J’avais fait l’acquisition d’un volume de mor­ceaux choi­sis de Lich­ten­berg d’un si petit for­mat qu’on pou­vait presque le tenir tout entier dans la main (le plus petit livre que j’aie jamais pos­sé­dé, et en même temps l’un des plus grands). C’est au mar­ché aux puces que je l’avais ache­té pour quelques sous (le prix des livres, en Hol­lande, étant fonc­tion de leur poids et de leur aspect ; et cepen­dant l’un des témoi­gnages majeurs d’une pro­fonde vie cultu­relle allait ain­si du même coup me per­mettre d’élever celle de mon propre esprit, je veux dire me pro­cu­rer le moyen, bien que je ne dis­po­sasse alors ni d’aucune biblio­thèque ni d’argent, de triom­pher d’une condi­tion jusque-là pro­pre­ment moyen­âgeuse quant à la pos­si­bi­li­té d’entrer en contact avec des œuvres lit­té­raires). J’étais jus­te­ment en pleine réac­tion contre le très célèbre contem­po­rain de Lich­ten­berg, Jean Paul, à qui je repro­chais sur­tout deux choses qui avaient com­men­cé de me le rendre insup­por­table. D’abord, l’héritage roman­tique, les san­glots à répé­ti­tion, les pleur­ni­che­ries à n’en plus finir, à tel point qu’on ne pou­vait plus voir la lune que juste à tra­vers une larme tom­bante (et c’est ce qui fai­sait que l’astre avait deux halos) ; et ensuite une indé­niable lâche­té, qu’il me sem­blait avoir déce­lée dans sa pen­sée. Sans doute, il ne man­quait pas d’instruments des plus sub­tils pour se hasar­der fort loin par les che­mins les plus divers ; seule­ment, dès qu’était en vue une consé­quence à laquelle il eût dû néces­sai­re­ment arri­ver, mais qui l’eût non moins néces­sai­re­ment accu­lé à entrer en oppo­si­tion ouverte avec les conven­tions, il fai­sait marche arrière, lais­sait tout aller à la déban­dade, ache­vant sa recherche par des sen­ti­men­ta­li­tés. Après cet illus­tris­sime, assu­ré­ment des plus doués, à qui je repro­chais d’être une poule mouillée et une fem­me­lette [[Pas relu Jean Paul depuis ; mais une mer­veilleuse phrase de lui, uni­que­ment rap­pe­lée par la mémoire, m’est reve­nue après plus de dix ans : « Tout repose au pays de la jus­tice, dis-je, mais l’amour rêve. »]], je trou­vais main­te­nant le vrai grand homme, celui qui jamais ne fut à la mode. Il ne se frap­pait point la poi­trine, il disait au contraire :

« Il ne faut jamais avoir confiance en per­sonne qui, pour mieux pro­tes­ter de sa véra­ci­té, se met la main sur le cœur. »
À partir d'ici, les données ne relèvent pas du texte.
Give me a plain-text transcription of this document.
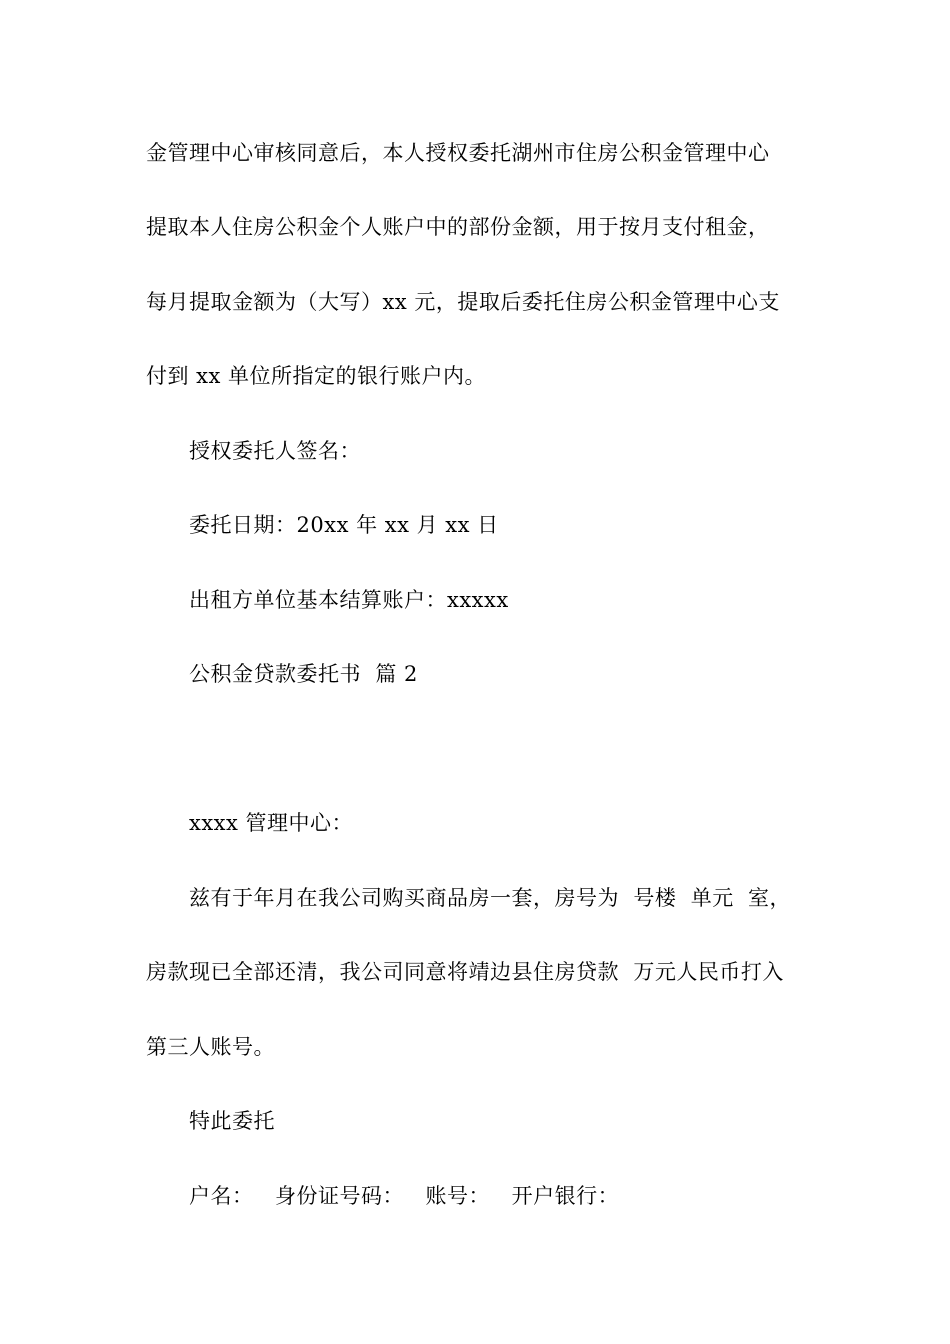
金管理中心审核同意后，本人授权委托湖州市住房公积金管理中心
提取本人住房公积金个人账户中的部份金额，用于按月支付租金，
每月提取金额为（大写）xx 元，提取后委托住房公积金管理中心支
付到 xx 单位所指定的银行账户内。
授权委托人签名：
委托日期：20xx 年 xx 月 xx 日
出租方单位基本结算账户：xxxxx
公积金贷款委托书  篇 2
xxxx 管理中心：
兹有于年月在我公司购买商品房一套，房号为  号楼  单元  室，
房款现已全部还清，我公司同意将靖边县住房贷款  万元人民币打入
第三人账号。
特此委托
户名：   身份证号码：   账号：   开户银行：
Ce fut la phrase que je lus après avoir ouvert le minus­cule volume et – comme cela m’est arri­vé plus d’une fois avec un auteur – elle est res­tée pour moi la phrase cen­trale ; elle me parut four­nir la clé d’une œuvre, elle était pour moi la cou­leur de toutes les autres phrases de Lich­ten­berg, la note fon­da­men­tale qui réson­nait en chacune.

L’« Éthique » de Spi­no­za entra en ma pos­ses­sion le 27 mai 1935, qui se trou­va ain­si être pour moi le grand jour de l’année.